Ephraim positively bristled at the word dwarf.
“Bloody midget dwarves” he spat, upper class affectations slipping for a second. “Filthy creatures. Can’t trust the little buggers any further than you could throw ‘em.”
“Okay” Agatha said slowly. She shared neither Sir Ephraim’s lack of introspection when it came to racial stature or his venom for dwarven-kind: Agatha shared her contempt equally amongst all she did not consider her intellectual equal irrespective of size, and Ephraim was fast dropping out of that category.
“Just deal with him please, Ephraim, and make sure he stays away from-”
She was interrupted by Belinda Twiglet snorting loudly, and turned to see her apprentice wiping snot up the back of her robed sleeve.
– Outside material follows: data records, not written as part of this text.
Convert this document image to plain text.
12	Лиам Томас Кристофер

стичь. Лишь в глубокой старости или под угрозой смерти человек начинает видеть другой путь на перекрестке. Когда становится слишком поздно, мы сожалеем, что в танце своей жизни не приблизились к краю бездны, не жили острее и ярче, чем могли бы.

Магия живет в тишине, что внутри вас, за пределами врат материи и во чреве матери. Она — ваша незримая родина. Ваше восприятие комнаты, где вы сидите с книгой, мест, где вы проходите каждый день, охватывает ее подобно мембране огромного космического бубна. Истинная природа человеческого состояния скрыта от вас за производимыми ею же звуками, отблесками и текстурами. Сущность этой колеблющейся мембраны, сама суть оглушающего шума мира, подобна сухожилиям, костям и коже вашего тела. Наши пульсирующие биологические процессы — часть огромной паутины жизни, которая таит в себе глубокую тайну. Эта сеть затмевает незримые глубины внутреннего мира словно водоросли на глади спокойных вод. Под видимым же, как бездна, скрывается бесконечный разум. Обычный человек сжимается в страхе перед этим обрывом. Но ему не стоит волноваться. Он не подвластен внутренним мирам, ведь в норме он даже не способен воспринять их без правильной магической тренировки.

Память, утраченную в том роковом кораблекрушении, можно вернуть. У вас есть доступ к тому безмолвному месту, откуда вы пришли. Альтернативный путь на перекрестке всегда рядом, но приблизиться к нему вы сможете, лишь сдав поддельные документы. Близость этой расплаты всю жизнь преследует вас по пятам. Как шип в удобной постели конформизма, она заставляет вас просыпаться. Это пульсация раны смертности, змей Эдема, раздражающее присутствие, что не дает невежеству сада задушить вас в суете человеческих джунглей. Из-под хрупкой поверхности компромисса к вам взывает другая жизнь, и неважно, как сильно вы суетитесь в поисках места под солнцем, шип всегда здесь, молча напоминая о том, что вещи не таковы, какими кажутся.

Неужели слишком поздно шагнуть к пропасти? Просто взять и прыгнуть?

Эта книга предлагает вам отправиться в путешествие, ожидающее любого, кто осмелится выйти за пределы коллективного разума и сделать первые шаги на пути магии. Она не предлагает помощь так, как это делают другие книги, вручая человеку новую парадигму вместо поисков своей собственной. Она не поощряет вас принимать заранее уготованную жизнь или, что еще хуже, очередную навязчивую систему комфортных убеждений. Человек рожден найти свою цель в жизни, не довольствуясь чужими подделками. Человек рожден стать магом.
“That’s vile, Twiglet, absolutely fucking foul” Agatha grimaced. “I’d ask if there was something wrong with you if I didn't already know the answer. Look, you’ll not be much use around the Dial and I already know your future and it’s not bright. So your job is to… just… oh, I don’t know. Just steer clear of me and try to stay out of trouble, will you? You can take Percy with you.”
Belinda looked on impassively. If she was offended by Agatha’s words she chose not to show it.
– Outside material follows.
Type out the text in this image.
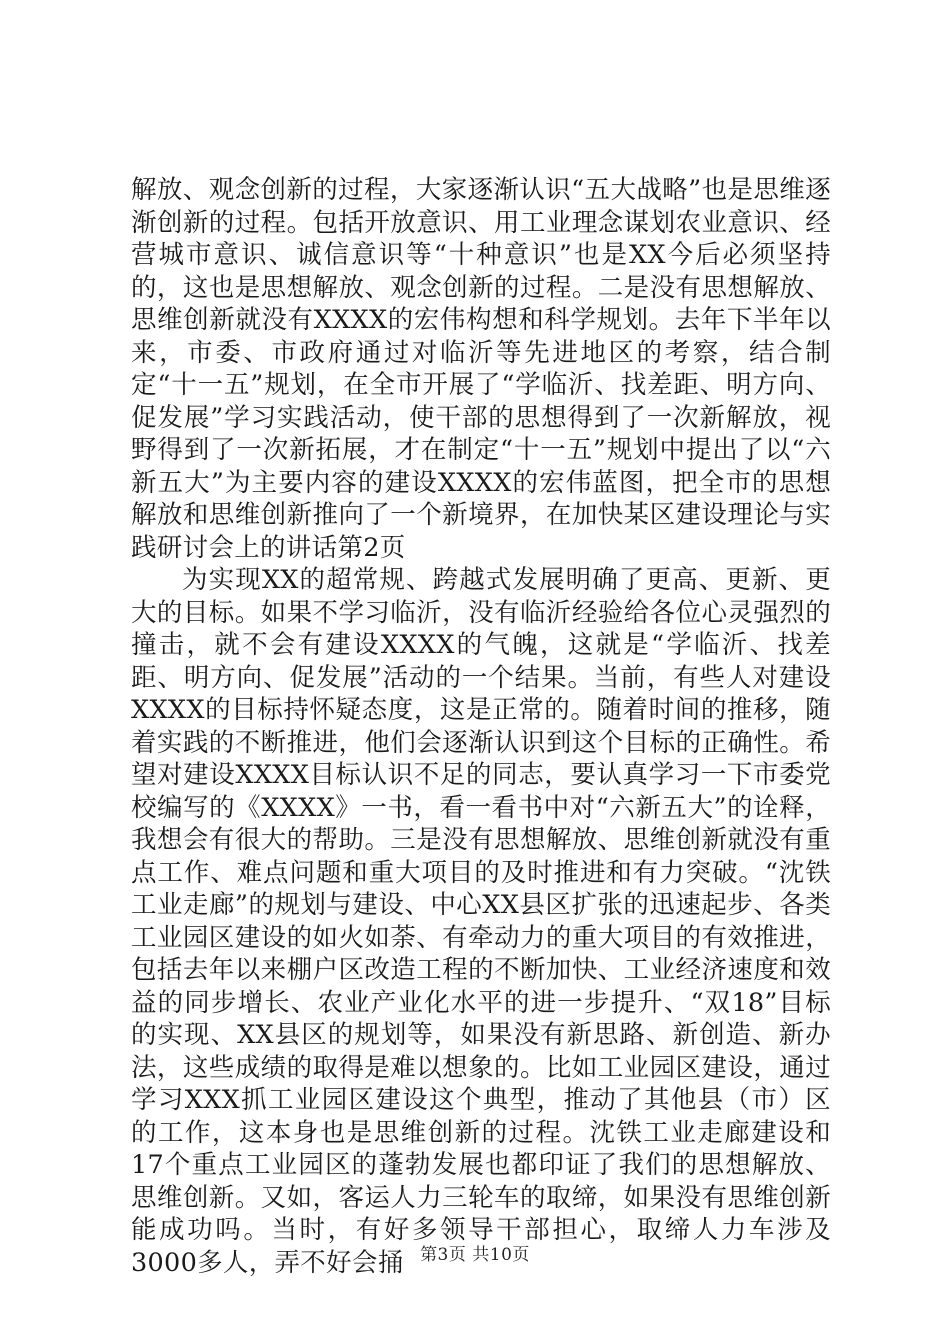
解放、观念创新的过程，大家逐渐认识“五大战略”也是思维逐渐创新的过程。包括开放意识、用工业理念谋划农业意识、经营城市意识、诚信意识等“十种意识”也是XX今后必须坚持的，这也是思想解放、观念创新的过程。二是没有思想解放、思维创新就没有XXXX的宏伟构想和科学规划。去年下半年以来，市委、市政府通过对临沂等先进地区的考察，结合制定“十一五”规划，在全市开展了“学临沂、找差距、明方向、促发展”学习实践活动，使干部的思想得到了一次新解放，视野得到了一次新拓展，才在制定“十一五”规划中提出了以“六新五大”为主要内容的建设XXXX的宏伟蓝图，把全市的思想解放和思维创新推向了一个新境界，在加快某区建设理论与实践研讨会上的讲话第2页

为实现XX的超常规、跨越式发展明确了更高、更新、更大的目标。如果不学习临沂，没有临沂经验给各位心灵强烈的撞击，就不会有建设XXXX的气魄，这就是“学临沂、找差距、明方向、促发展”活动的一个结果。当前，有些人对建设XXXX的目标持怀疑态度，这是正常的。随着时间的推移，随着实践的不断推进，他们会逐渐认识到这个目标的正确性。希望对建设XXXX目标认识不足的同志，要认真学习一下市委党校编写的《XXXX》一书，看一看书中对“六新五大”的诠释，我想会有很大的帮助。三是没有思想解放、思维创新就没有重点工作、难点问题和重大项目的及时推进和有力突破。“沈铁工业走廊”的规划与建设、中心XX县区扩张的迅速起步、各类工业园区建设的如火如荼、有牵动力的重大项目的有效推进，包括去年以来棚户区改造工程的不断加快、工业经济速度和效益的同步增长、农业产业化水平的进一步提升、“双18”目标的实现、XX县区的规划等，如果没有新思路、新创造、新办法，这些成绩的取得是难以想象的。比如工业园区建设，通过学习XXX抓工业园区建设这个典型，推动了其他县（市）区的工作，这本身也是思维创新的过程。沈铁工业走廊建设和17个重点工业园区的蓬勃发展也都印证了我们的思想解放、思维创新。又如，客运人力三轮车的取缔，如果没有思维创新能成功吗。当时，有好多领导干部担心，取缔人力车涉及3000多人，弄不好会捅 第3页 共10页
“We’re leaving in half an hour” Agatha finished. “Get your stuff together and meet downstairs.”
A vision of the future would be invaluable to her as she explored the Ruined City. She was not getting any younger and she badly needed one of these expeditions needed to make her rich enough to retire. Her mind drifted once again to its recurring vision of a honey-coloured stone cottage somewhere out West, well away from the mud of the Eastmarch, with a hot stove in a well-stocked kitchen, and which she shared with an extraordinarily well muscled blacksmith…
Agatha was snapped out of her reverie by Belinda snorting again, and she sighed.
One day, she thought. One day in the hopefully not too-distant future.
She did not need the Fate Dial to know that her most likely future, for far longer than she would like, involved all together too much of Belinda Twiglet, Percy Fucking Tosskettle and Merthyn’s bearded rabble.